The heavy door creaked open and there were my brothers—Damiano and Armani—standing shoulder to shoulder, half in shadow. They weren’t playing today. No swagger, no smart remarks. Just boys who’d aged too fast. Eyes dulled by something they didn’t yet know how to live with.
“You two planning to freeze out here?” Damiano said. The words were meant to tease, but they sagged in the air.
“We’re coming,” I answered, but I didn’t move right away. Instead, I stared at the sad lemon trees that my nonno loved. So did Amara. So did I. “I used to think I’d live here forever. That the lemon trees would bloom every spring, no matter what.”
Enzo turned his head slightly. “They still will.”
I wanted to believe him. But everything felt different now, like something inside the roots had withered the moment Amara took her last breath.
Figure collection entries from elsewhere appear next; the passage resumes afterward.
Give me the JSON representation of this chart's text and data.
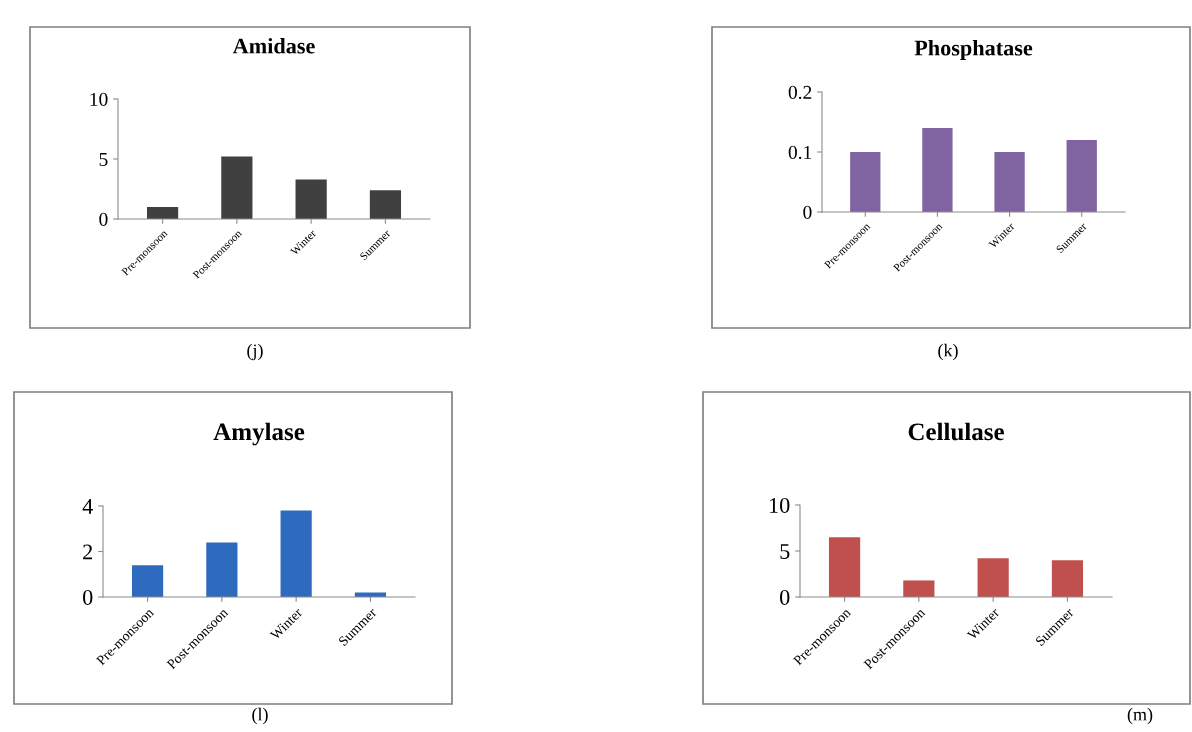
{
  "chart_data": [
    {
      "type": "bar",
      "title": "Amidase",
      "categories": [
        "Pre-monsoon",
        "Post-monsoon",
        "Winter",
        "Summer"
      ],
      "values": [
        1.0,
        5.2,
        3.3,
        2.4
      ],
      "color": "#404040",
      "ylim": [
        0,
        10
      ],
      "yticks": [
        0,
        5,
        10
      ],
      "grid": false,
      "annotations": [
        "(j)"
      ]
    },
    {
      "type": "bar",
      "title": "Phosphatase",
      "categories": [
        "Pre-monsoon",
        "Post-monsoon",
        "Winter",
        "Summer"
      ],
      "values": [
        0.1,
        0.14,
        0.1,
        0.12
      ],
      "color": "#8064a2",
      "ylim": [
        0,
        0.2
      ],
      "yticks": [
        0,
        0.1,
        0.2
      ],
      "grid": false,
      "annotations": [
        "(k)"
      ]
    },
    {
      "type": "bar",
      "title": "Amylase",
      "categories": [
        "Pre-monsoon",
        "Post-monsoon",
        "Winter",
        "Summer"
      ],
      "values": [
        1.4,
        2.4,
        3.8,
        0.2
      ],
      "color": "#2e6bbf",
      "ylim": [
        0,
        4
      ],
      "yticks": [
        0,
        2,
        4
      ],
      "grid": false,
      "annotations": [
        "(l)"
      ]
    },
    {
      "type": "bar",
      "title": "Cellulase",
      "categories": [
        "Pre-monsoon",
        "Post-monsoon",
        "Winter",
        "Summer"
      ],
      "values": [
        6.5,
        1.8,
        4.2,
        4.0
      ],
      "color": "#c0504d",
      "ylim": [
        0,
        10
      ],
      "yticks": [
        0,
        5,
        10
      ],
      "grid": false,
      "annotations": [
        "(m)"
      ]
    }
  ]
}
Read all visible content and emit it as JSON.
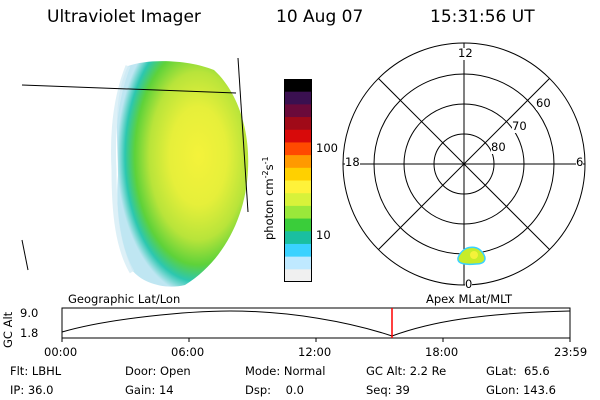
{
  "header": {
    "title": "Ultraviolet Imager",
    "date": "10 Aug 07",
    "time": "15:31:56 UT"
  },
  "colorbar": {
    "unit_label": "photon cm",
    "unit_sup1": "-2",
    "unit_mid": "s",
    "unit_sup2": "-1",
    "tick_100": "100",
    "tick_10": "10",
    "colors": [
      "#000000",
      "#3a1050",
      "#6a0a3a",
      "#a00a18",
      "#d80a0a",
      "#ff4a00",
      "#ff9a00",
      "#ffd000",
      "#fff23a",
      "#d8f23a",
      "#9ae83a",
      "#3acd3a",
      "#1abfa0",
      "#3ad2ff",
      "#bfe9ff",
      "#f0f0f0"
    ]
  },
  "polar_plot": {
    "mlt_labels": {
      "top": "12",
      "left": "18",
      "right": "6",
      "bottom": "0"
    },
    "lat_labels": [
      "60",
      "70",
      "80"
    ]
  },
  "timeline": {
    "left_caption": "Geographic Lat/Lon",
    "right_caption": "Apex MLat/MLT",
    "y_axis_title": "GC Alt",
    "y_ticks": [
      "9.0",
      "1.8"
    ],
    "x_ticks": [
      "00:00",
      "06:00",
      "12:00",
      "18:00",
      "23:59"
    ],
    "marker_color": "#ff0000"
  },
  "info": {
    "col1": [
      "Flt: LBHL",
      "IP: 36.0"
    ],
    "col2": [
      "Door: Open",
      "Gain: 14"
    ],
    "col3": [
      "Mode: Normal",
      "Dsp:    0.0"
    ],
    "col4": [
      "GC Alt: 2.2 Re",
      "Seq: 39"
    ],
    "col5": [
      "GLat:  65.6",
      "GLon: 143.6"
    ]
  }
}
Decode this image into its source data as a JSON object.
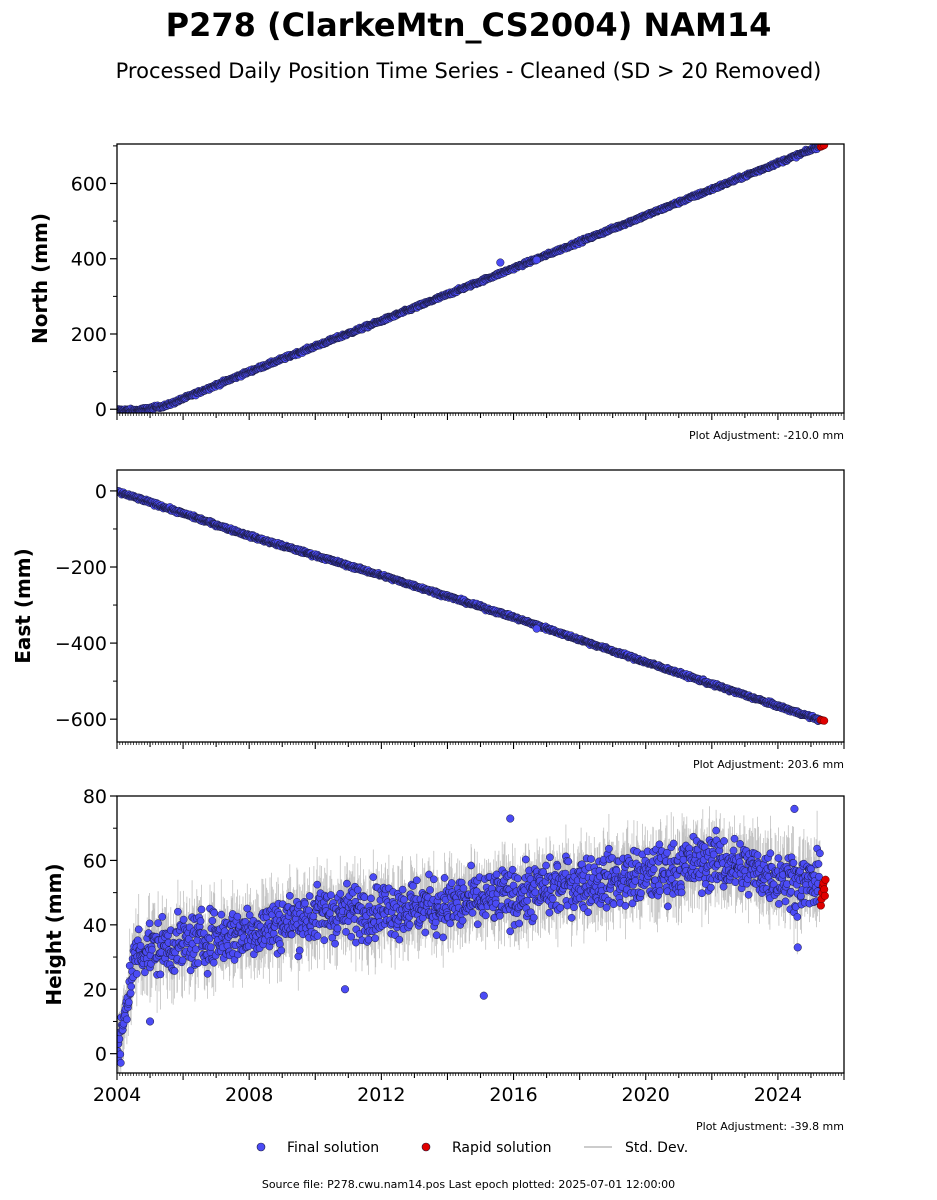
{
  "title": "P278 (ClarkeMtn_CS2004) NAM14",
  "subtitle": "Processed Daily Position Time Series - Cleaned (SD > 20 Removed)",
  "legend": {
    "final_label": "Final solution",
    "rapid_label": "Rapid solution",
    "sd_label": "Std. Dev."
  },
  "footer": "Source file: P278.cwu.nam14.pos  Last epoch plotted: 2025-07-01 12:00:00",
  "colors": {
    "final": "#4b4bf5",
    "rapid": "#e00000",
    "sd": "#bbbbbb",
    "edge": "#1a1a3a"
  },
  "chart_data": [
    {
      "type": "scatter",
      "ylabel": "North (mm)",
      "adjustment": "Plot Adjustment: -210.0 mm",
      "xlim": [
        2004.0,
        2026.0
      ],
      "ylim": [
        -10,
        705
      ],
      "yticks": [
        0,
        200,
        400,
        600
      ],
      "yticklabels": [
        "0",
        "200",
        "400",
        "600"
      ],
      "show_xticklabels": false,
      "trend": [
        [
          2004.0,
          -2
        ],
        [
          2004.6,
          -3
        ],
        [
          2005.5,
          10
        ],
        [
          2008.0,
          100
        ],
        [
          2012.0,
          235
        ],
        [
          2016.0,
          375
        ],
        [
          2020.0,
          515
        ],
        [
          2025.3,
          700
        ]
      ],
      "noise": 3,
      "sd_spread": 3,
      "outliers": [
        [
          2015.6,
          390
        ],
        [
          2016.7,
          397
        ]
      ],
      "rapid": [
        [
          2025.3,
          698
        ],
        [
          2025.35,
          700
        ],
        [
          2025.4,
          702
        ]
      ]
    },
    {
      "type": "scatter",
      "ylabel": "East (mm)",
      "adjustment": "Plot Adjustment: 203.6 mm",
      "xlim": [
        2004.0,
        2026.0
      ],
      "ylim": [
        -660,
        55
      ],
      "yticks": [
        0,
        -200,
        -400,
        -600
      ],
      "yticklabels": [
        "0",
        "−200",
        "−400",
        "−600"
      ],
      "show_xticklabels": false,
      "trend": [
        [
          2004.0,
          -2
        ],
        [
          2005.0,
          -30
        ],
        [
          2008.0,
          -118
        ],
        [
          2012.0,
          -222
        ],
        [
          2016.0,
          -332
        ],
        [
          2020.0,
          -450
        ],
        [
          2025.3,
          -603
        ]
      ],
      "noise": 3,
      "sd_spread": 3,
      "outliers": [
        [
          2016.7,
          -362
        ]
      ],
      "rapid": [
        [
          2025.3,
          -602
        ],
        [
          2025.35,
          -603
        ],
        [
          2025.4,
          -604
        ]
      ]
    },
    {
      "type": "scatter",
      "ylabel": "Height (mm)",
      "adjustment": "Plot Adjustment: -39.8 mm",
      "xlim": [
        2004.0,
        2026.0
      ],
      "ylim": [
        -6,
        80
      ],
      "yticks": [
        0,
        20,
        40,
        60,
        80
      ],
      "yticklabels": [
        "0",
        "20",
        "40",
        "60",
        "80"
      ],
      "xticks": [
        2004,
        2008,
        2012,
        2016,
        2020,
        2024
      ],
      "xticklabels": [
        "2004",
        "2008",
        "2012",
        "2016",
        "2020",
        "2024"
      ],
      "show_xticklabels": true,
      "trend": [
        [
          2004.0,
          -2
        ],
        [
          2004.15,
          5
        ],
        [
          2004.35,
          20
        ],
        [
          2004.6,
          32
        ],
        [
          2006.0,
          34
        ],
        [
          2008.0,
          38
        ],
        [
          2010.0,
          43
        ],
        [
          2012.0,
          45
        ],
        [
          2014.0,
          46
        ],
        [
          2016.0,
          49
        ],
        [
          2018.0,
          53
        ],
        [
          2020.0,
          55
        ],
        [
          2022.0,
          60
        ],
        [
          2024.0,
          55
        ],
        [
          2025.3,
          52
        ]
      ],
      "noise": 6,
      "sd_spread": 8,
      "outliers": [
        [
          2015.9,
          73
        ],
        [
          2015.1,
          18
        ],
        [
          2024.5,
          76
        ],
        [
          2005.0,
          10
        ],
        [
          2010.9,
          20
        ],
        [
          2024.6,
          33
        ]
      ],
      "rapid": [
        [
          2025.3,
          46
        ],
        [
          2025.32,
          48
        ],
        [
          2025.34,
          50
        ],
        [
          2025.36,
          52
        ],
        [
          2025.38,
          53
        ],
        [
          2025.4,
          51
        ],
        [
          2025.42,
          49
        ],
        [
          2025.44,
          54
        ]
      ]
    }
  ]
}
We stepped inside, the door closing behind us with a final sort of echo. The entrance hall was dim, the warmth from the fireplace in the next room flickering faintly across the stone walls. The air held that quiet stillness that only lived inhomes touched by grief. Somewhere down the hall, a door shut gently. My mother, maybe. Or maybe it was just the house remembering.
“Feels wrong without her,” Damiano muttered, rubbing his arms.
I nodded. “Yeah.”
No one said her name. No one had to.
We drifted into the living room like we were floating. The fire burned low in the hearth, casting soft shadows on the rug. My mother sat curled on the edge of the couch, a pair of untouched knitting needles in her lap. Her eyes were distant, swollen at the edges. My father sat beside her with a glass of untouched water in his hand, his thumb slowly circling the rim.
When they noticed us, they rose slowly, almost startled to remember we existed. My mother hugged me first, pulling me into a tentative, fragile hug. Almost as if she were scared I would break, or maybe she would.
Her voice came out as barely a whisper.
“Penelope… stay close.” Her eyes darted to my husband, and she added, “Both of you, you’ll stay close, right? You won’t leave us?”
Enzo stood, his posture a marble, but deep inside, I knew he couldn’t utter this lie.
So I said it for him. “We won’t.”
The words were bitter in my mouth, but I took comfort in the relief that crossed my mom’s expression.
We all took a seat, Enzo’s hand holding mine and anchoring me. Or maybe I was anchoring him.
We sat for a while, the six of us, pretending this was just a visit. The kind we’d done a hundred times before. But the air was heavier, and the silence wasn’t peaceful. It was full of things unsaid.
“Remember when we went paddleboarding and she screamed ‘shark’ just to freak you out?” Damiano said suddenly, forcing a laugh. “You nearly flipped the damn board.”
“You looked like you saw the Virgin Mary rise out of the sea,” Armani added with a half smile.
“Maybe I did,” I said dryly. “Or maybe I just peed in the water. Could’ve been both. It’s probably what saved me from the sharks.”
Damiano gave a short laugh, but it died quickly. “She couldn’t stop laughing about that for days.”
“She had a good laugh,” Armani said. “You know? That kind that made everyone else start laughing too.”
We all nodded. And then we were quiet again.